Quinoa Cakes with Spinach and Sun-Dried Tomatoes. Picture: Deb Lindsey
4 servings

MAKE AHEAD: The cooked quinoa can be refrigerated for up to 5 days before making the cakes. The assembled cakes need to be refrigerated for at least 1 hour or up to 1 day in advance (to firm up). Cooked, they can be refrigerated for up to 1 week; reheat them in a low-temperature skillet or oven, if desired.


1/2 cup oil-packed sun-dried tomatoes, drained and coarsely chopped, plus 1 tablespoon of their oil

4 scallions, trimmed and finely chopped (white and green parts)

4 cloves garlic, finely chopped

2 cups water

1 cup pre-rinsed quinoa

1 teaspoon sea salt

2 slices hearty white sandwich bread

1 large egg plus 1 large yolk, beaten together

1/2 teaspoon finely grated lemon zest plus 2 teaspoons juice (from 1 lemon)

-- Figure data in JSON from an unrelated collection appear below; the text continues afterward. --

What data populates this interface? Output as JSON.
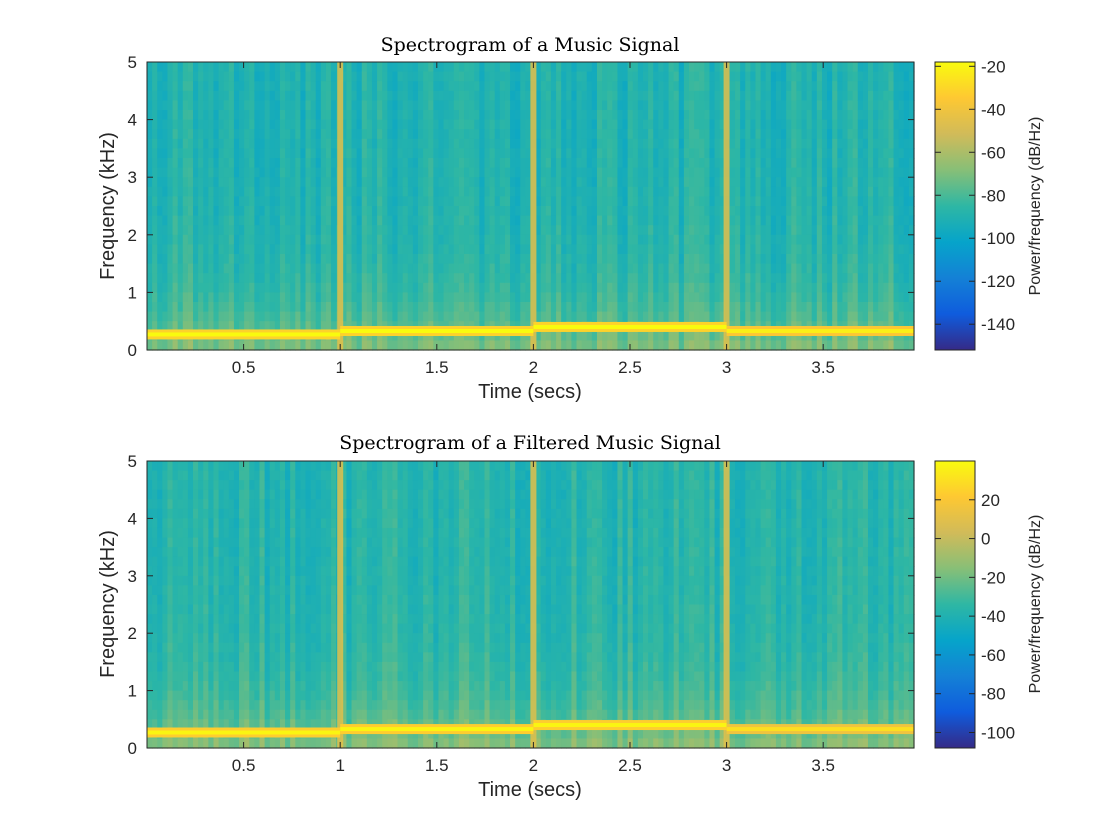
{
  "chart_data": [
    {
      "type": "heatmap",
      "title": "Spectrogram of a Music Signal",
      "xlabel": "Time (secs)",
      "ylabel": "Frequency (kHz)",
      "xlim": [
        0,
        3.97
      ],
      "ylim": [
        0,
        5
      ],
      "xticks": [
        0.5,
        1,
        1.5,
        2,
        2.5,
        3,
        3.5
      ],
      "xtick_labels": [
        "0.5",
        "1",
        "1.5",
        "2",
        "2.5",
        "3",
        "3.5"
      ],
      "yticks": [
        0,
        1,
        2,
        3,
        4,
        5
      ],
      "ytick_labels": [
        "0",
        "1",
        "2",
        "3",
        "4",
        "5"
      ],
      "colorbar": {
        "label": "Power/frequency (dB/Hz)",
        "range": [
          -152,
          -18
        ],
        "ticks": [
          -20,
          -40,
          -60,
          -80,
          -100,
          -120,
          -140
        ],
        "tick_labels": [
          "-20",
          "-40",
          "-60",
          "-80",
          "-100",
          "-120",
          "-140"
        ]
      },
      "tones": [
        {
          "t_start": 0,
          "t_end": 1,
          "freq_khz": 0.27,
          "level_db": -18
        },
        {
          "t_start": 1,
          "t_end": 2,
          "freq_khz": 0.33,
          "level_db": -18
        },
        {
          "t_start": 2,
          "t_end": 3,
          "freq_khz": 0.4,
          "level_db": -18
        },
        {
          "t_start": 3,
          "t_end": 3.97,
          "freq_khz": 0.33,
          "level_db": -22
        }
      ],
      "background_level_db": -90,
      "transients_s": [
        1,
        2,
        3
      ]
    },
    {
      "type": "heatmap",
      "title": "Spectrogram of a Filtered Music Signal",
      "xlabel": "Time (secs)",
      "ylabel": "Frequency (kHz)",
      "xlim": [
        0,
        3.97
      ],
      "ylim": [
        0,
        5
      ],
      "xticks": [
        0.5,
        1,
        1.5,
        2,
        2.5,
        3,
        3.5
      ],
      "xtick_labels": [
        "0.5",
        "1",
        "1.5",
        "2",
        "2.5",
        "3",
        "3.5"
      ],
      "yticks": [
        0,
        1,
        2,
        3,
        4,
        5
      ],
      "ytick_labels": [
        "0",
        "1",
        "2",
        "3",
        "4",
        "5"
      ],
      "colorbar": {
        "label": "Power/frequency (dB/Hz)",
        "range": [
          -108,
          40
        ],
        "ticks": [
          20,
          0,
          -20,
          -40,
          -60,
          -80,
          -100
        ],
        "tick_labels": [
          "20",
          "0",
          "-20",
          "-40",
          "-60",
          "-80",
          "-100"
        ]
      },
      "tones": [
        {
          "t_start": 0,
          "t_end": 1,
          "freq_khz": 0.27,
          "level_db": 38
        },
        {
          "t_start": 1,
          "t_end": 2,
          "freq_khz": 0.33,
          "level_db": 38
        },
        {
          "t_start": 2,
          "t_end": 3,
          "freq_khz": 0.4,
          "level_db": 38
        },
        {
          "t_start": 3,
          "t_end": 3.97,
          "freq_khz": 0.33,
          "level_db": 30
        }
      ],
      "background_level_db": -38,
      "transients_s": [
        1,
        2,
        3
      ]
    }
  ]
}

2 cups baby spinach, chopped

1 cup Parmesan cheese , grated

2 tablespoons vegetable oil

1/2 cup regular, low-fat or nonfat plain Greek-style yogurt, for serving


Line a rimmed baking sheet with parchment paper.

Heat the tablespoon of oil from the sun-dried tomatoes in a large saucepan over medium heat. Once the oil shimmers, add the scallions and cook until softened, 3 to 5 minutes. Stir in the garlic and cook until fragrant, about 30 seconds. Stir in the water, quinoa and salt. Once the water starts bubbling, cover, reduce the heat to medium-low and cook until the quinoa is tender, 16 to 18 minutes.

Remove from the heat and let the quinoa sit, covered, until the liquid is fully absorbed, about 10 minutes. Transfer the quinoa to a large bowl and let it cool for at least 15 minutes.

Meanwhile, tear the bread into large pieces. Pulse them in a food processor about 10 times, or until coarsely ground. Add the beaten egg/yolk and the lemon zest; pulse about 5 times, or just until the mixture comes together. Transfer to the bowl with the cooled quinoa and stir it in, along with the sun-dried tomatoes, lemon juice, spinach and cheese, until thoroughly combined.

To divide the mixture into 8 equal portions, use a spatula to first press it evenly into the bowl, then "cut" it into 8 wedges, scooping each one out as you work.) Pack each portion firmly to form a 1cm-thick cake that's about 8cm wide. Arrange them on the lined baking sheet as you work. Cover and refrigerate the cakes for at least 1 hour, and up to 24 hours.

Heat 1 tablespoon of the vegetable oil in a large nonstick skillet over medium-low heat. Gently lay in 4 of the cakes and cook until well-browned on the first sides, 5 to 7 minutes. Use a flexible spatula to gently turn them over; cook until golden brown on the second sides, 5 to 7 minutes.

Transfer them to a serving platter and tent with aluminum foil (to keep them warm). Return the skillet to medium-low heat and repeat with the remaining 1 tablespoon vegetable oil and remaining 4 cakes.

Serve with yogurt dolloped on top, or on the side.